As hemorróidas salientes, por vezes, agravavam a noção de que a perturbação não fosse somente da cabeça. Nunca o víramos franquear a porta de entrada de sua casa. Das poucas entradas nossas lá, uma para ver o altar de Dona Lia, sua mãe, onde entre santinhos e velas, ostentava-se um retrato do avô, pai de Dona Lia, Heluço nunca deu sinal de afetividade ou agressividade. Mas não deixamos de tremer um tantinho.

De sua morte prematura, no começo da adolescência vimos a saber depois de já nos termos mudado do Brumado, em junho de 1958.

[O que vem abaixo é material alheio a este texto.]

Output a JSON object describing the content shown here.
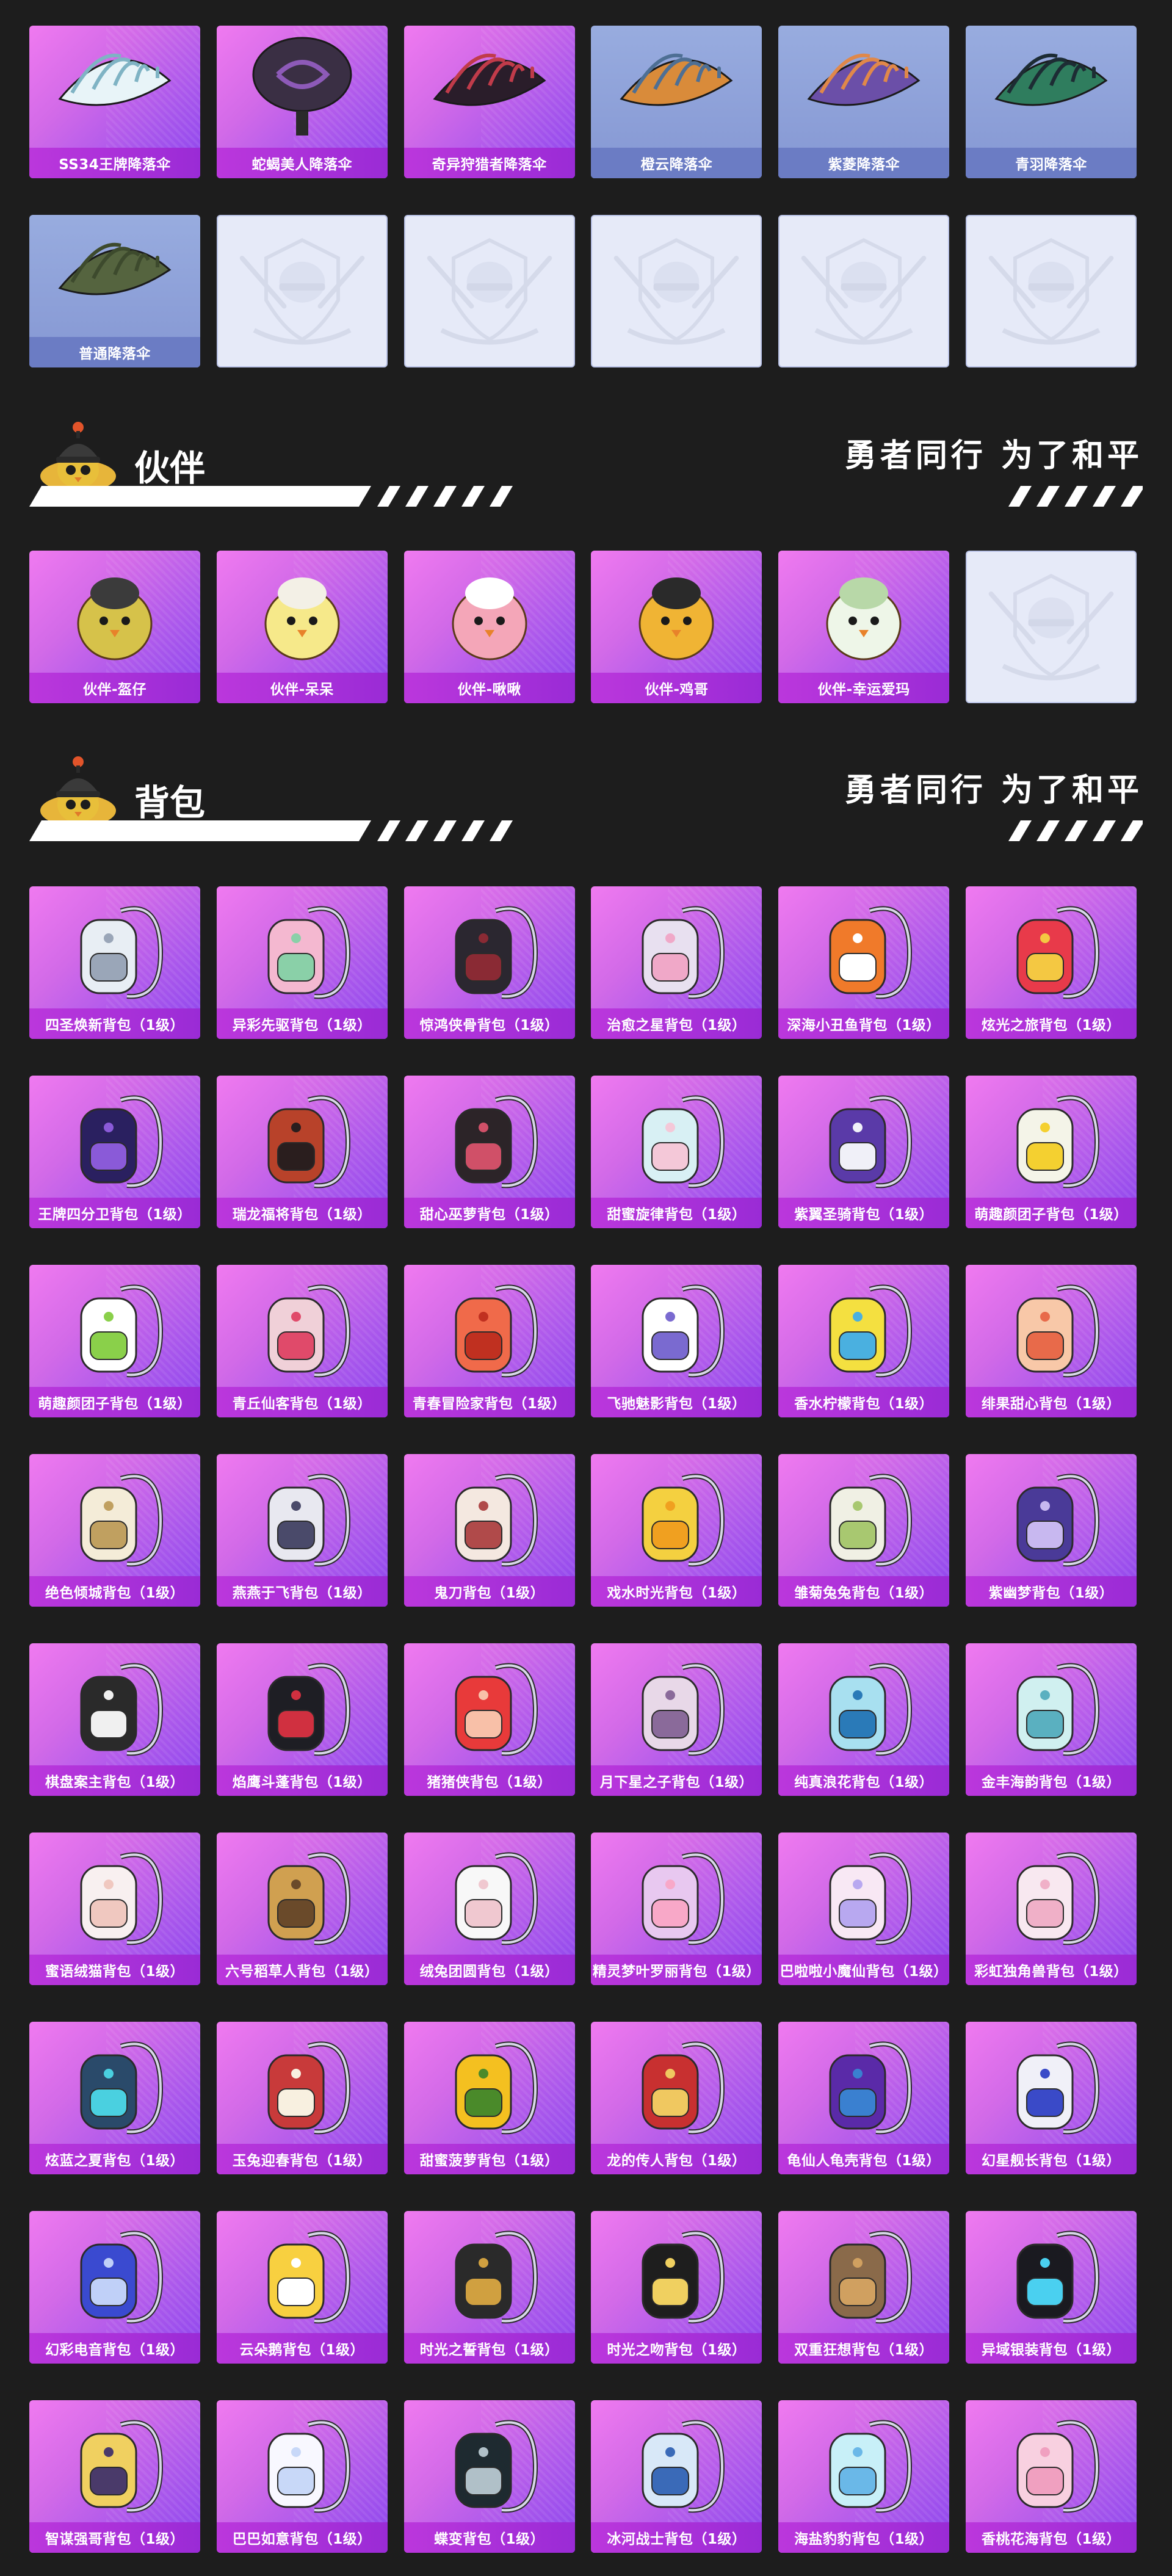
{
  "parachutes": [
    {
      "label": "SS34王牌降落伞",
      "style": "purple",
      "art": "canopy",
      "c1": "#e8f4f8",
      "c2": "#7fb3c4"
    },
    {
      "label": "蛇蝎美人降落伞",
      "style": "purple",
      "art": "round",
      "c1": "#3a2f44",
      "c2": "#8d5ab8"
    },
    {
      "label": "奇异狩猎者降落伞",
      "style": "purple",
      "art": "canopy",
      "c1": "#2a1d2a",
      "c2": "#c03b4a"
    },
    {
      "label": "橙云降落伞",
      "style": "blue",
      "art": "canopy",
      "c1": "#d98b3a",
      "c2": "#4e6f94"
    },
    {
      "label": "紫菱降落伞",
      "style": "blue",
      "art": "canopy",
      "c1": "#6b4fa8",
      "c2": "#e0884a"
    },
    {
      "label": "青羽降落伞",
      "style": "blue",
      "art": "canopy",
      "c1": "#2f7d5e",
      "c2": "#1d2c34"
    },
    {
      "label": "普通降落伞",
      "style": "blue",
      "art": "canopy",
      "c1": "#55643f",
      "c2": "#3d4a2d"
    },
    {
      "label": "",
      "style": "empty",
      "art": "emblem"
    },
    {
      "label": "",
      "style": "empty",
      "art": "emblem"
    },
    {
      "label": "",
      "style": "empty",
      "art": "emblem"
    },
    {
      "label": "",
      "style": "empty",
      "art": "emblem"
    },
    {
      "label": "",
      "style": "empty",
      "art": "emblem"
    }
  ],
  "companion_section": {
    "title": "伙伴",
    "slogan": "勇者同行 为了和平"
  },
  "companions": [
    {
      "label": "伙伴-盔仔",
      "style": "purple",
      "art": "chick",
      "c1": "#d6c24a",
      "c2": "#3b3b3b"
    },
    {
      "label": "伙伴-呆呆",
      "style": "purple",
      "art": "chick",
      "c1": "#f6e98a",
      "c2": "#f3f0e6"
    },
    {
      "label": "伙伴-啾啾",
      "style": "purple",
      "art": "chick",
      "c1": "#f4a6b8",
      "c2": "#ffffff"
    },
    {
      "label": "伙伴-鸡哥",
      "style": "purple",
      "art": "chick",
      "c1": "#f0b434",
      "c2": "#2a2a2a"
    },
    {
      "label": "伙伴-幸运爱玛",
      "style": "purple",
      "art": "chick",
      "c1": "#eef6e8",
      "c2": "#b8d8a8"
    },
    {
      "label": "",
      "style": "empty",
      "art": "emblem"
    }
  ],
  "backpack_section": {
    "title": "背包",
    "slogan": "勇者同行 为了和平"
  },
  "backpacks": [
    {
      "label": "四圣焕新背包（1级）",
      "c1": "#e8eef4",
      "c2": "#9aa6b8"
    },
    {
      "label": "异彩先驱背包（1级）",
      "c1": "#f4b8d0",
      "c2": "#8ad0a8"
    },
    {
      "label": "惊鸿侠骨背包（1级）",
      "c1": "#2b2730",
      "c2": "#8a2a34"
    },
    {
      "label": "治愈之星背包（1级）",
      "c1": "#e8e0f0",
      "c2": "#f0a8c8"
    },
    {
      "label": "深海小丑鱼背包（1级）",
      "c1": "#f07a2a",
      "c2": "#ffffff"
    },
    {
      "label": "炫光之旅背包（1级）",
      "c1": "#e83a4a",
      "c2": "#f4c842"
    },
    {
      "label": "王牌四分卫背包（1级）",
      "c1": "#2a2060",
      "c2": "#8a5ad8"
    },
    {
      "label": "瑞龙福将背包（1级）",
      "c1": "#b8422a",
      "c2": "#2a1e1e"
    },
    {
      "label": "甜心巫萝背包（1级）",
      "c1": "#2c2428",
      "c2": "#d05068"
    },
    {
      "label": "甜蜜旋律背包（1级）",
      "c1": "#d8f0f4",
      "c2": "#f4c8d8"
    },
    {
      "label": "紫翼圣骑背包（1级）",
      "c1": "#5a3aa8",
      "c2": "#f0f0f8"
    },
    {
      "label": "萌趣颜团子背包（1级）",
      "c1": "#f4f4e8",
      "c2": "#f4d030"
    },
    {
      "label": "萌趣颜团子背包（1级）",
      "c1": "#ffffff",
      "c2": "#8ad04a"
    },
    {
      "label": "青丘仙客背包（1级）",
      "c1": "#f0d0d8",
      "c2": "#e04a6a"
    },
    {
      "label": "青春冒险家背包（1级）",
      "c1": "#f06a4a",
      "c2": "#c03020"
    },
    {
      "label": "飞驰魅影背包（1级）",
      "c1": "#ffffff",
      "c2": "#7a6ad0"
    },
    {
      "label": "香水柠檬背包（1级）",
      "c1": "#f4e040",
      "c2": "#4ab0e0"
    },
    {
      "label": "绯果甜心背包（1级）",
      "c1": "#f8c8a8",
      "c2": "#e86a4a"
    },
    {
      "label": "绝色倾城背包（1级）",
      "c1": "#f4ecd8",
      "c2": "#c0a060"
    },
    {
      "label": "燕燕于飞背包（1级）",
      "c1": "#e8e8f0",
      "c2": "#4a4a6a"
    },
    {
      "label": "鬼刀背包（1级）",
      "c1": "#f4e8e0",
      "c2": "#b04a4a"
    },
    {
      "label": "戏水时光背包（1级）",
      "c1": "#f4d040",
      "c2": "#f0a020"
    },
    {
      "label": "雏菊兔兔背包（1级）",
      "c1": "#f0f0e4",
      "c2": "#a8c870"
    },
    {
      "label": "紫幽梦背包（1级）",
      "c1": "#4a3a98",
      "c2": "#c8b8f0"
    },
    {
      "label": "棋盘案主背包（1级）",
      "c1": "#2a2a2a",
      "c2": "#f0f0f0"
    },
    {
      "label": "焰鹰斗蓬背包（1级）",
      "c1": "#1e1e24",
      "c2": "#d03040"
    },
    {
      "label": "猪猪侠背包（1级）",
      "c1": "#e83a3a",
      "c2": "#f8c0a8"
    },
    {
      "label": "月下星之子背包（1级）",
      "c1": "#e8d8e8",
      "c2": "#8a6a9a"
    },
    {
      "label": "纯真浪花背包（1级）",
      "c1": "#a8e0f0",
      "c2": "#2a7ab8"
    },
    {
      "label": "金丰海韵背包（1级）",
      "c1": "#d0f0f0",
      "c2": "#5ab0c0"
    },
    {
      "label": "蜜语绒猫背包（1级）",
      "c1": "#f8f0f0",
      "c2": "#f0c8c0"
    },
    {
      "label": "六号稻草人背包（1级）",
      "c1": "#d0a050",
      "c2": "#6a4a2a"
    },
    {
      "label": "绒兔团圆背包（1级）",
      "c1": "#f8f8f8",
      "c2": "#f0c8d0"
    },
    {
      "label": "精灵梦叶罗丽背包（1级）",
      "c1": "#e8c8f0",
      "c2": "#f8a8c8"
    },
    {
      "label": "巴啦啦小魔仙背包（1级）",
      "c1": "#f8e8f4",
      "c2": "#b8a8f0"
    },
    {
      "label": "彩虹独角兽背包（1级）",
      "c1": "#f8e8f0",
      "c2": "#f0b0c8"
    },
    {
      "label": "炫蓝之夏背包（1级）",
      "c1": "#2a4a6a",
      "c2": "#4ad0e0"
    },
    {
      "label": "玉兔迎春背包（1级）",
      "c1": "#c83a3a",
      "c2": "#f8f0e0"
    },
    {
      "label": "甜蜜菠萝背包（1级）",
      "c1": "#f4c020",
      "c2": "#4a8a2a"
    },
    {
      "label": "龙的传人背包（1级）",
      "c1": "#c83030",
      "c2": "#f0c860"
    },
    {
      "label": "龟仙人龟壳背包（1级）",
      "c1": "#5a2aa8",
      "c2": "#3a80d0"
    },
    {
      "label": "幻星舰长背包（1级）",
      "c1": "#f0f0f8",
      "c2": "#3a4ac8"
    },
    {
      "label": "幻彩电音背包（1级）",
      "c1": "#3a4ad0",
      "c2": "#c0d0f8"
    },
    {
      "label": "云朵鹅背包（1级）",
      "c1": "#f8d040",
      "c2": "#ffffff"
    },
    {
      "label": "时光之誓背包（1级）",
      "c1": "#2a2a2a",
      "c2": "#d0a040"
    },
    {
      "label": "时光之吻背包（1级）",
      "c1": "#1e1e1e",
      "c2": "#f0d060"
    },
    {
      "label": "双重狂想背包（1级）",
      "c1": "#8a6a4a",
      "c2": "#d0a060"
    },
    {
      "label": "异域银装背包（1级）",
      "c1": "#1a1a20",
      "c2": "#4ad0f0"
    },
    {
      "label": "智谋强哥背包（1级）",
      "c1": "#f0d060",
      "c2": "#4a3a6a"
    },
    {
      "label": "巴巴如意背包（1级）",
      "c1": "#f8f8ff",
      "c2": "#c8d8f8"
    },
    {
      "label": "蝶变背包（1级）",
      "c1": "#1e2a30",
      "c2": "#b0c0c8"
    },
    {
      "label": "冰河战士背包（1级）",
      "c1": "#d8e8f8",
      "c2": "#3a6ab8"
    },
    {
      "label": "海盐豹豹背包（1级）",
      "c1": "#c8f0f8",
      "c2": "#6ab8e8"
    },
    {
      "label": "香桃花海背包（1级）",
      "c1": "#f8d0e0",
      "c2": "#f0a0c0"
    }
  ]
}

Tentei associar butala, butala a algum rito oriental, indu ou tibetano, mas não logrei descobrir elo qualquer, a não ser na sonoridade Mandalas.

O Dalai Lama que fugiu da ocupação chinesa do Tibete em 1959, quiçá pudesse ser metido na causa para se desvendar algum significado. Mas ele anda muito protegido, e nunca pintou no Brumado, ou em Pitangui.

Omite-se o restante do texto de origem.